Jelaïa fit une rapide révérence et se plaça devant lui, sentant qu’elle était jugée pour quelque chose dont elle n’avait pas connaissance.
— Praxis ! tonna le Baron. Comment va la récolte, mes sujets seront-ils bien nourris cet hiver ?
— Oui, mon Seigneur, en fait les silos débordent, peut-être que nous devrions…
— Débordent, hein ? Excellent, excellent. Vous auriez dû m’écouter et construire ce grenier à grains l’année dernière comme je vous l’avais conseillé, cela vous aurait évité bien des tracas.
— Oui, mon Seigneur, répondit Praxis avec un soupir résigné.
— Très bien. Maintenant, Jelaïa…
Avant que le Baron ne puisse continuer, une porte s’ouvrit de l’autre côté de la salle et la Baronne entra, ses dames d’honneur la suivant de près.

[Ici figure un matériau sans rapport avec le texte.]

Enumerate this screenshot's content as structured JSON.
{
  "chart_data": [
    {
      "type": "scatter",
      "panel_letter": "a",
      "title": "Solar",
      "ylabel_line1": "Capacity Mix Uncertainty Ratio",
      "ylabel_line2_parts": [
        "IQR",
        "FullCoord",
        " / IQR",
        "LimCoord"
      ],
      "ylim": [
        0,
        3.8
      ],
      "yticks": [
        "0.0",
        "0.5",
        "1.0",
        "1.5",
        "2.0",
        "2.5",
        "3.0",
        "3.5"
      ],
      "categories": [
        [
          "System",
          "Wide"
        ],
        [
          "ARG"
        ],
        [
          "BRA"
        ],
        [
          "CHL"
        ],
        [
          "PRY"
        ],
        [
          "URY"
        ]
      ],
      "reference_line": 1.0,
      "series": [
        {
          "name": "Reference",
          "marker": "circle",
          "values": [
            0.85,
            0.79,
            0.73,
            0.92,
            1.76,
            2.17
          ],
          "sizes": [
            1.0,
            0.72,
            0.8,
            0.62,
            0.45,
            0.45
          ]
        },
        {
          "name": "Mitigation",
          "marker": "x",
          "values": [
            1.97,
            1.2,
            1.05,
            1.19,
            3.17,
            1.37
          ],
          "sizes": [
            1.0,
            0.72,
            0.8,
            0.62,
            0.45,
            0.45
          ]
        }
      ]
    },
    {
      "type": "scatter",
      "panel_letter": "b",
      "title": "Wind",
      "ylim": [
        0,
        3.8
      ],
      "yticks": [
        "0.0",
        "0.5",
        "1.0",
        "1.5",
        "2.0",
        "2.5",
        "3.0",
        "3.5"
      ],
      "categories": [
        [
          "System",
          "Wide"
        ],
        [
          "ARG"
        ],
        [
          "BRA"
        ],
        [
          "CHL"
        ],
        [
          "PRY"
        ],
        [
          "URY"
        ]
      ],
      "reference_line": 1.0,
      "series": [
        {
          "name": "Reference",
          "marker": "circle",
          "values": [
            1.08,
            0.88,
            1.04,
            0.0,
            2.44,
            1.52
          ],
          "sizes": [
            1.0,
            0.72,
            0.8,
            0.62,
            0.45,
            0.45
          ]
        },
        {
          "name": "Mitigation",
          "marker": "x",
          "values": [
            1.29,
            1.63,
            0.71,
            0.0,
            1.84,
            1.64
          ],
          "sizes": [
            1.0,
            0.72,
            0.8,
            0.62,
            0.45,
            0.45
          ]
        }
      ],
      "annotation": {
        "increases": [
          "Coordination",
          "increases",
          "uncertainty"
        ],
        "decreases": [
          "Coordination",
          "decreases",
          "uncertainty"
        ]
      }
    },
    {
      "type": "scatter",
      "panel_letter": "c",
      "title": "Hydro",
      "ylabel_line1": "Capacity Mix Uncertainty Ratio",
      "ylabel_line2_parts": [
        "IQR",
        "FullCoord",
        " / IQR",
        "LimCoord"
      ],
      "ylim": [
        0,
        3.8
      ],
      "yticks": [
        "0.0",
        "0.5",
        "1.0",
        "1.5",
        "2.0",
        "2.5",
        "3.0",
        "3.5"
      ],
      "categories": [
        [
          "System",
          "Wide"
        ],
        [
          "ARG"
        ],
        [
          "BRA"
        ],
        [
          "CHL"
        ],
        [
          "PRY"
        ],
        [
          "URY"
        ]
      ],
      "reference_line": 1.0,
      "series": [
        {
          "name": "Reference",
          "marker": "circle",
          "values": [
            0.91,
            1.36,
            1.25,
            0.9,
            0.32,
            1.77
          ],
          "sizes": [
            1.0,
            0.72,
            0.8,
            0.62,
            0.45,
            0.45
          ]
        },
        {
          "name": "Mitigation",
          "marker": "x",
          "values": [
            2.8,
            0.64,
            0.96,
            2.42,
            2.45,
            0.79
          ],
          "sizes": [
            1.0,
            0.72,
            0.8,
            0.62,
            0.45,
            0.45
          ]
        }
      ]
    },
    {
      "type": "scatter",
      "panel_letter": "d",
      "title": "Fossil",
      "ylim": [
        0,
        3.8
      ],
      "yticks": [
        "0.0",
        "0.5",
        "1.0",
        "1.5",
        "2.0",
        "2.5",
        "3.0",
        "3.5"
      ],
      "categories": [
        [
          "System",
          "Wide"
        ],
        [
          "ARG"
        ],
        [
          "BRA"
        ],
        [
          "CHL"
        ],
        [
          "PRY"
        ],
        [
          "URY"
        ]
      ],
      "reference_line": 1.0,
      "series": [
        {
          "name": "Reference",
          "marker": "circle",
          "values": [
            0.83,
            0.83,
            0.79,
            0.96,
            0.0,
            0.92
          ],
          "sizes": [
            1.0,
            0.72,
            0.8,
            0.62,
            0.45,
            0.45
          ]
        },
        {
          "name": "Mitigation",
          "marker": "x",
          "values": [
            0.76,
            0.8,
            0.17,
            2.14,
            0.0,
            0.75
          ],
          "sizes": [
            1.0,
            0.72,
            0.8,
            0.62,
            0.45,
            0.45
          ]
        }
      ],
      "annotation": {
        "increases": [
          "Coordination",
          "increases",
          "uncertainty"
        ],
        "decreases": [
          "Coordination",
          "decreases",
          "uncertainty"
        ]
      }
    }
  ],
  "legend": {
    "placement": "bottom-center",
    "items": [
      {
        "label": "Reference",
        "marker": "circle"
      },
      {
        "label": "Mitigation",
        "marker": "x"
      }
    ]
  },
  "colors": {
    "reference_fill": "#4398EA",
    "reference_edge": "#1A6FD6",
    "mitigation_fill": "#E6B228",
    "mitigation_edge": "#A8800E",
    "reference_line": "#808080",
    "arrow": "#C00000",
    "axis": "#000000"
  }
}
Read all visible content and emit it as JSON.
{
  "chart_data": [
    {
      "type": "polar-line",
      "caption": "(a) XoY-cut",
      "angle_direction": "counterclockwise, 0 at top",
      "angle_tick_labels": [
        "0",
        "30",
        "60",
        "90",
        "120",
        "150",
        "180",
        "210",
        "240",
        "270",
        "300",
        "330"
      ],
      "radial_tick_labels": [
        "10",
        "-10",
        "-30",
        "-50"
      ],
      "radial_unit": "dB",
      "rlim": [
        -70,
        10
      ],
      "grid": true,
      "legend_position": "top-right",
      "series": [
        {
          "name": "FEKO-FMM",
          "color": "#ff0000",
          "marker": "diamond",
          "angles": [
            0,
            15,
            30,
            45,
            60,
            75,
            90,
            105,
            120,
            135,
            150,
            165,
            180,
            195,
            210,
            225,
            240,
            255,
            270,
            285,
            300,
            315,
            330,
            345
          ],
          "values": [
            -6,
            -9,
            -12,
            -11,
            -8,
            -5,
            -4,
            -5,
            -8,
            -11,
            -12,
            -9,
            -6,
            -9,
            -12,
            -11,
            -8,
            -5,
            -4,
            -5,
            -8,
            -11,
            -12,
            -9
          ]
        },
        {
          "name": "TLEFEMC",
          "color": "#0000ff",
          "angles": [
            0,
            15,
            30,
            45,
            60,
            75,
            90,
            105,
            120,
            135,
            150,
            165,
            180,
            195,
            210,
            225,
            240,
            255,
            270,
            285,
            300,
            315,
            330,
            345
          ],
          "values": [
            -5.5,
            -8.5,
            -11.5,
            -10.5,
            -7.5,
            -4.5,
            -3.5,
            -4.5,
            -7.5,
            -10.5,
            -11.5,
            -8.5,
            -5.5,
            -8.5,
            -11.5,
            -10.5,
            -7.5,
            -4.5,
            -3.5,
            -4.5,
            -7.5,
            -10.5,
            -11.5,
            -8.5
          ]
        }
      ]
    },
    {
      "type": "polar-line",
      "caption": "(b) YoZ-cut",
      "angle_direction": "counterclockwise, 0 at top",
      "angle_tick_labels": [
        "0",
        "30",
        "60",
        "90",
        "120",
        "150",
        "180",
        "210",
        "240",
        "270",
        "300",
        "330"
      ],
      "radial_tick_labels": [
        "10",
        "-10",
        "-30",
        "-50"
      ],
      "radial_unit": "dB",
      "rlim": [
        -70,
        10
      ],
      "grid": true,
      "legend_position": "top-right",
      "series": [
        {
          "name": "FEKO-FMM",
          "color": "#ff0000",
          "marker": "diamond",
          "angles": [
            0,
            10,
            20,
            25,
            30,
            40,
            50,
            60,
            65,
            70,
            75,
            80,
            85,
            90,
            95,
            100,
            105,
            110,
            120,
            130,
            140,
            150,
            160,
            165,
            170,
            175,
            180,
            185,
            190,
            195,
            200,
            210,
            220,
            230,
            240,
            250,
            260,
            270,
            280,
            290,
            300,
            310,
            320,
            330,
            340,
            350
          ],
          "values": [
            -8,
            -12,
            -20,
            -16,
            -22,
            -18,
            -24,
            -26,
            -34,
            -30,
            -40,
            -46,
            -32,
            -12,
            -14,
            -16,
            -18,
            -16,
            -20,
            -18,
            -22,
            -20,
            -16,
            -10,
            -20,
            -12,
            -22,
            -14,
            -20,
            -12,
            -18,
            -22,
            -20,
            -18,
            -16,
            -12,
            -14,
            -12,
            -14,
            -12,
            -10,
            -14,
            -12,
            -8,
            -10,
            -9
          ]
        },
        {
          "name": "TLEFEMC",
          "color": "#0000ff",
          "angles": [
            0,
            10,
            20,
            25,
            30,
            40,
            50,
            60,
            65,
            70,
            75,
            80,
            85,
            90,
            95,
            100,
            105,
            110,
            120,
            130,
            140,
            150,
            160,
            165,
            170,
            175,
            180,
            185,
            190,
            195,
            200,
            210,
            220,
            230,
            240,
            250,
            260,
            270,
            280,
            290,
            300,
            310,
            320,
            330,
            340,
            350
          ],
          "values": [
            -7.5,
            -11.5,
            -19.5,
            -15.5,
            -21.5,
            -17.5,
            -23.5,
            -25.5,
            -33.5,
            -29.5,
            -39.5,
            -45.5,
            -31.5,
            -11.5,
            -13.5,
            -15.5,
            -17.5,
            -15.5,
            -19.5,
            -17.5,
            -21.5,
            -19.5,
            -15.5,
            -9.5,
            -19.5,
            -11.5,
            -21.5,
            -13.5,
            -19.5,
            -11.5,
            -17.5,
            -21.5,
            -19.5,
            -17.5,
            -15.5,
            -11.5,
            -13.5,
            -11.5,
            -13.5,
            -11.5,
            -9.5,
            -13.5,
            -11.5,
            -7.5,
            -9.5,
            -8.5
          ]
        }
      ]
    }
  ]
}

Elle était l’opposé de son mari à tous égards, une petite souris de femme au visage rond, aux cheveux courts, bouclés et grisonnants, et au sourire amical. Elle était facile à vivre, sociable et bavarde, appréciée des vassaux du Baron et de leurs épouses. Beaucoup d’entre eux avaient commis l’erreur de la trouver hédoniste et un peu simple d’esprit, lui disant en confidence des choses qu’ils n’auraient jamais songé à révéler au Baron lui-même.
Ce manque de jugement était parfaitement exploité par la Baronne, et par conséquent son mari était toujours bien informé des tractations les plus louches, et des alliances secrètes qui couvaient parmi ses nobles. Elle avait également une bonne connaissance des chiffres, se réunissant plusieurs fois par semaine avec Praxis pour discuter des finances de la Baronnie.
La Baronne adressa un sourire rapide à Jelaïa et s’assit à côté de son mari.
— Je vous demande pardon, mes dames et mes sires, dit-elle avec éclat. Les registres d’impôts m’ont tenue occupée.
Son mari roula des yeux et s’éclaircit la gorge.
— Ahem. En effet. Revenons au sujet qui nous préoccupe. Alors, par où commencer ? Bien. Jelaïa, tu es maintenant une jeune femme, dans la fleur de l’âge, pour ainsi dire, et ta mère et moi avons discuté…
Oh non, pensa Jelaïa.
— Et nous pensons qu’il est temps d’avancer dans notre projet de consolider nos alliances avec les Baronnies voisines.
Oh non non non.
— Morlak semble avoir plusieurs prétendants éligibles et une délégation de Kessrin arrivera ici demain–
— Non, Père, non ! Lâcha Jelaïa. Le Baron, peu habitué à être interrompu, fronça les sourcils.
— Je suis désolée, j’ai besoin d’air, dit-elle, désemparée, en s’enfuyant de la pièce, passant devant un Praxis surpris, le regard de son père brûlant dans son dos alors qu’elle s’échappa de l’enceinte étouffante du donjon et s’élança vers la ville.
Chapitre 4
LE RETOUR À JAELEM
“Je ne réfute pas l’importance des soldats. Il viendra un moment où chaque royaume aura besoin de se défendre. Je dirai simplement que les combattants, aussi nombreux ou bien entraînés soient-ils, ne sont qu’une petite partie de l’équation. Car que se passerait-il si le mur sur lequel ils se tiennent était trop fragile ? S’il s’effondrait sous son propre poids ? Si l’absence de fondations appropriées faisait qu’il s’enfonce dans la boue ou le sable ? Vous pouvez agir comme bon vous semble, ce sont vos temples et vos initiés. Mais je crois que le monde a déjà assez de soldats. Je vais former des bâtisseurs.”
Brachyura, Quatrième des Douze, 39 AD
*
Reed et Aldarin traversèrent rapidement le terrain plat entre la Fosse et Jaelem, suivant les pistes sinueuses créées par les animaux, serpentant entre des buissons d'épines et des acacias rabougris. Les vastes plaines s'étendaient devant eux sur des kilomètres dans toutes les directions, comme une mer d'ambre et de verdure, vide et sans vie, à l'exception de quelques troupeaux de chèvres sauvages et d'oiseaux de proie.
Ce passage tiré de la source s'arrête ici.